Ms. Gill suggests that, for major costs, you call the billing office to make sure you are being charged your insurance plan’s lower, in-network rate.

It is also wise to carefully compare the bill with the explanation of benefits provided by your insurer, to make sure you actually owe for all of the charges, said Erin Singleton, chief of mission delivery at the Patient Advocate Foundation.

If it looks as if you owe the money, don’t just stick the bill in a drawer, Ms. Singleton said. Contact your provider to discuss any options, like discounts or payment plans. “Be proactive in seeking out help,” she said. Patients with certain conditions may qualify for help with co-payments for some drugs and treatments from the foundation’s co-pay relief program.

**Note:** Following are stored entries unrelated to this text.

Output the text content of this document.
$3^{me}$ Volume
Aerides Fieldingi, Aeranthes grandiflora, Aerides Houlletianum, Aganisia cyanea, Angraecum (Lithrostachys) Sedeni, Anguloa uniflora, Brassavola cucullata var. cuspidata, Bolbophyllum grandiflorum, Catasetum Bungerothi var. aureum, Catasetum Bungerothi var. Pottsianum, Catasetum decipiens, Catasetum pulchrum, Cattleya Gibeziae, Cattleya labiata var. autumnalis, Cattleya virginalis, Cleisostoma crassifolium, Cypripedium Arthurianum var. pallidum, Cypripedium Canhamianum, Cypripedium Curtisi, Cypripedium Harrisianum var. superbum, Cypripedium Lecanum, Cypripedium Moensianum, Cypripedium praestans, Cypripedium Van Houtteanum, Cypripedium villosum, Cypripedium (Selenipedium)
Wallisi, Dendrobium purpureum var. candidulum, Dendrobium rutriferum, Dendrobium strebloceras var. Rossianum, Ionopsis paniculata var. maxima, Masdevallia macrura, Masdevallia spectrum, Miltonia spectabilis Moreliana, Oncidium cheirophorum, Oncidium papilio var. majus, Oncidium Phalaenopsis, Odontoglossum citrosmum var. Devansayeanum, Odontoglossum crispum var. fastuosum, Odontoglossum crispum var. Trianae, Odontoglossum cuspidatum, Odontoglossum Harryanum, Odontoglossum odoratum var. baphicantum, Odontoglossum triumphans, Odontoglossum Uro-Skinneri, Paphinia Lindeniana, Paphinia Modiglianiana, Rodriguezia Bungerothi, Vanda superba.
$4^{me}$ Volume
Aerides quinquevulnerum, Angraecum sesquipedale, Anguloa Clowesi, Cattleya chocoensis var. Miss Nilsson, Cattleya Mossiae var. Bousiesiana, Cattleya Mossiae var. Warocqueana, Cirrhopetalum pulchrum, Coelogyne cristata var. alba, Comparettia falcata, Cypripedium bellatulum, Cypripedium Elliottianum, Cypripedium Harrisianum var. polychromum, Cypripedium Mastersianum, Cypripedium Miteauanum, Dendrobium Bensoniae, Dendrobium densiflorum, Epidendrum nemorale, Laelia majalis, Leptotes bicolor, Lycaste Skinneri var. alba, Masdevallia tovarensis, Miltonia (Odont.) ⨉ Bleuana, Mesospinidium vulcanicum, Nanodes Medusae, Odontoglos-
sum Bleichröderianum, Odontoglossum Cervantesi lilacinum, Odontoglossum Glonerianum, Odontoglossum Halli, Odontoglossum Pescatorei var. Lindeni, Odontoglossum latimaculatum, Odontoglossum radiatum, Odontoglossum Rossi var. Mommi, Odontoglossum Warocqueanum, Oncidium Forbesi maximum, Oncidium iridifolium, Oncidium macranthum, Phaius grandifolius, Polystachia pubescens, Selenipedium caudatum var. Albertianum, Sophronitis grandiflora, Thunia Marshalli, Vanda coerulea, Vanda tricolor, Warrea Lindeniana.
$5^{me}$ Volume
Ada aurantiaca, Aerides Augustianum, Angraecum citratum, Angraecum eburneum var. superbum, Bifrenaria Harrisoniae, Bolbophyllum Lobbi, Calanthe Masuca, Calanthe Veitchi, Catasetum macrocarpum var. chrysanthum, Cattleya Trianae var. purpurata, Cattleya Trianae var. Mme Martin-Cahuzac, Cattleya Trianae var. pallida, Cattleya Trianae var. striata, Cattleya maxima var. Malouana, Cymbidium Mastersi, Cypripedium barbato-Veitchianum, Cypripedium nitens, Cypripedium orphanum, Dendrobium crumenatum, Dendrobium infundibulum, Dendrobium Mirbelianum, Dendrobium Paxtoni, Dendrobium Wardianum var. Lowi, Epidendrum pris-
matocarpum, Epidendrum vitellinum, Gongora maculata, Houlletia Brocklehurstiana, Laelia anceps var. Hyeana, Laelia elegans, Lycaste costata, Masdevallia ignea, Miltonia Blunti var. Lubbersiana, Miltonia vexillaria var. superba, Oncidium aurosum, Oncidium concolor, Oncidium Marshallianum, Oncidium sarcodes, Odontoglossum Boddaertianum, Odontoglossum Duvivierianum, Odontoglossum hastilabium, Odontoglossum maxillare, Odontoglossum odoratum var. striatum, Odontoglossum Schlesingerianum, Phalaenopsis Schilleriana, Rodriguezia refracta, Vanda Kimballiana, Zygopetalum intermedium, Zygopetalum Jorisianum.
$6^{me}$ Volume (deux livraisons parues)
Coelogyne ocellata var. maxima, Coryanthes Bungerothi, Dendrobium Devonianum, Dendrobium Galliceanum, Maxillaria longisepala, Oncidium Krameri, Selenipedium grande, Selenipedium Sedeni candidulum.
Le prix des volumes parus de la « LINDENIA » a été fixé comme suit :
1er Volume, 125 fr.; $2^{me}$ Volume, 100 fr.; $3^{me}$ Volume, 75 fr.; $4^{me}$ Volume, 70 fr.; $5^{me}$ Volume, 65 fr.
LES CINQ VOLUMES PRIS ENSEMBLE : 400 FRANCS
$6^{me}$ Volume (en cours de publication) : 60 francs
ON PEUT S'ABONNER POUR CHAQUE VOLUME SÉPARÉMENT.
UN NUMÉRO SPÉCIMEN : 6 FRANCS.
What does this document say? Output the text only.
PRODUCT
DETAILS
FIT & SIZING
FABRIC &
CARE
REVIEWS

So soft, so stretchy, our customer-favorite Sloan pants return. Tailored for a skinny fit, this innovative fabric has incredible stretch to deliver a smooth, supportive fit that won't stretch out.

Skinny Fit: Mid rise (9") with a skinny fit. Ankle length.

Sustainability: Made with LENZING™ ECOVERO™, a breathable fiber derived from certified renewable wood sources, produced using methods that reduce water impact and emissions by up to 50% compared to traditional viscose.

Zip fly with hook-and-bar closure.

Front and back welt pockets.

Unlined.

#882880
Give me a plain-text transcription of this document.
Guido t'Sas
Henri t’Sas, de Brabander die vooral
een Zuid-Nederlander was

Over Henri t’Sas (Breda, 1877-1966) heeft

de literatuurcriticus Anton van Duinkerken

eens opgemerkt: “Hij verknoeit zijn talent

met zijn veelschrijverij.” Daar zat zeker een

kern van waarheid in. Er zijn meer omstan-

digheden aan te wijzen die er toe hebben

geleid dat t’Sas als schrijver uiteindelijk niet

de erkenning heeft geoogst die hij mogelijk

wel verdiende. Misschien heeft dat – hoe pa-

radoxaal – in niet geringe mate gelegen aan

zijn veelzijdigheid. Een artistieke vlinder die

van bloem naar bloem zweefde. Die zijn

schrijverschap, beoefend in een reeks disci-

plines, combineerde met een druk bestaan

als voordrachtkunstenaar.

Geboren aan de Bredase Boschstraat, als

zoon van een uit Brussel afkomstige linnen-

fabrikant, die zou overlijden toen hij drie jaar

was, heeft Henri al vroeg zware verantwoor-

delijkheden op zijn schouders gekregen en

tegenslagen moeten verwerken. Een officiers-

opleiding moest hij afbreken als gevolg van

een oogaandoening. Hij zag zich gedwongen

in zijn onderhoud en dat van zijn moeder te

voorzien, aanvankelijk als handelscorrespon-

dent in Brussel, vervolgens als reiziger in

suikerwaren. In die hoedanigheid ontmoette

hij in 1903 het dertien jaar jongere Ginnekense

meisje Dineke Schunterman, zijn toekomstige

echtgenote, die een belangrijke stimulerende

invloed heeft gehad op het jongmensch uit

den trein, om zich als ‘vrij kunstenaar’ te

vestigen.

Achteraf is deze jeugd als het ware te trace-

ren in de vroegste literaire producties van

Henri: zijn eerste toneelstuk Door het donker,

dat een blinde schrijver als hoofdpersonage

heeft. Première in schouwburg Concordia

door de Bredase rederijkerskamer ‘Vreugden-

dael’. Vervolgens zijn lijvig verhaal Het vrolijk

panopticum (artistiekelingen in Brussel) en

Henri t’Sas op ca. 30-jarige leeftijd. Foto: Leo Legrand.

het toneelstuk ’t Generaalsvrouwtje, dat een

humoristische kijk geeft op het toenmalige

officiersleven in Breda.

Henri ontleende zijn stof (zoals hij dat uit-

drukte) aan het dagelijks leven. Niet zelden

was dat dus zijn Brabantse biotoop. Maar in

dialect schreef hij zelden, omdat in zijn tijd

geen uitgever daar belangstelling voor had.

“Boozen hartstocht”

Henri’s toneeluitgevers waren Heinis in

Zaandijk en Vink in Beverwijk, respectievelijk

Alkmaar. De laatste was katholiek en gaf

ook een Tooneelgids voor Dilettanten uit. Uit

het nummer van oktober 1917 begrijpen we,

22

With deductibles growing, it is becoming more common for hospitals to offer financial assistance to patients who have insurance, Mr. Rukavina said. Help is not restricted to those who are uninsured. So you should ask your provider if financial aid or a discount is available.

“People shouldn’t assume that because they have insurance, they won’t qualify, because they may,” he said. You are more likely to get help from a nonprofit hospital, he added, but it doesn’t hurt to ask even if it is a for-profit institution.

■ How can I plan for costs if I have a high-deductible plan?

Many health plans with high deductibles offer the option of a health savings account, which lets consumers set aside pretax money to help pay for treatment before they reach their deductible. Ms. Singleton suggests that patients put any savings they may see from the lower premium they are paying for a high-deductible plan into the health savings account. Balances roll over year to year, so you don’t lose the money if you don’t spend it in a given year.

Knowing ahead of time which emergency room or urgent care center is in your plan’s network can also help save costs if you need treatment for unexpected injuries or illnesses, Ms. Gill said. Also, check your plan to see if ambulance transportation is covered. It may not be, she said.